東京五輪の招致疑惑 潔白の指南を「コンサル会社」に仰いでみては 5月15日

 家を新築したおじに、おいの与太郎が祝いに来た。「家は総体檜(ひのき)造り」に始まり天井は薩摩の鶉木(うずらもく)、お庭は御影造り-と祝いの口上を父から教わっている。与太郎はしかし、要領を得ない。「天井はサツマイモにウズラ豆、お庭は見かけ倒し…」。

 ▼落語『牛ほめ』である。作中の父は世故にたけ、ご近所の飼い牛のほめ口上も息子に授けている。世が世なら、コンサルタントとしてそれなりの商売にはなったろう。現代には経営、建築、美容、果ては選挙に至るまで「コンサル」と名の付く肩書はごまんとある。

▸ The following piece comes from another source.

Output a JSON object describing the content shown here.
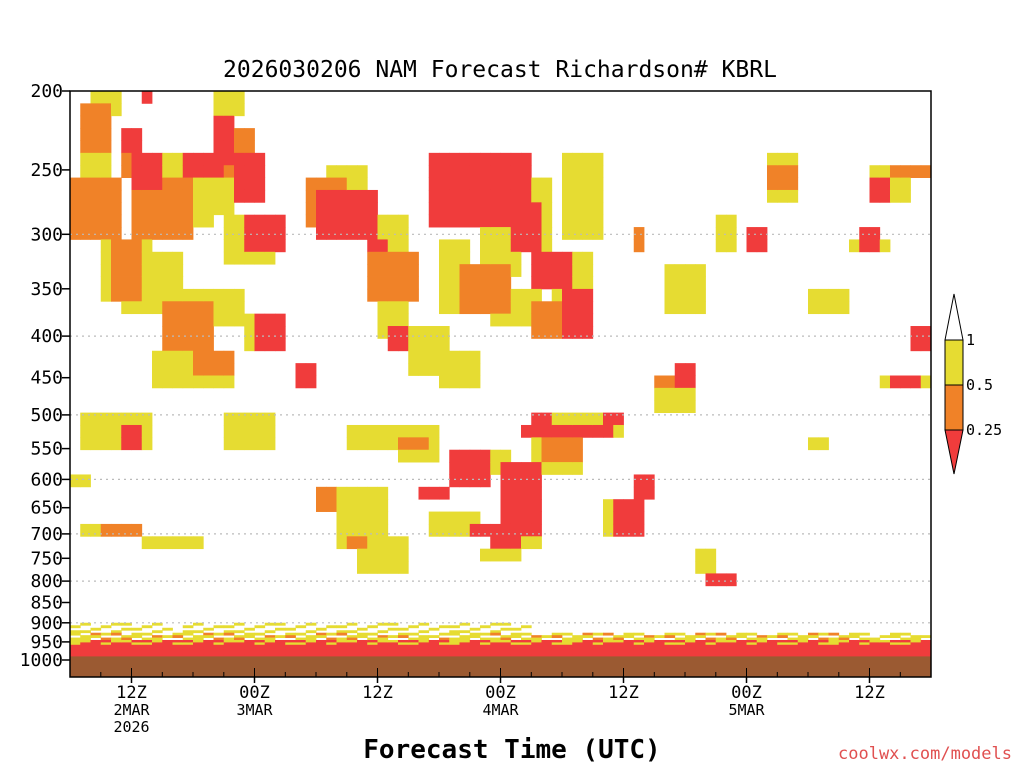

 ▼詐欺の片棒を担ぐ徒輩もおり、玉石の値踏みは欠かせない。2020年東京五輪招致委員会は3年前、海外の代理店に2億円余りの「コンサル料」を払った。素性をたどると、汚職疑惑でフランス当局の追及を受けている国際陸連前会長の息が掛かった会社らしい。

 ▼コンサル料が送金された口座は、ロシア陸上界のドーピング隠蔽(いんぺい)をめぐる資金のやりとりにも使われていた。「実績のある代理店」は招致にかかわった竹田恒和・日本オリンピック委員会(JOC)会長の言葉だが、「正当な対価」との釈明には誰もうなずくまい。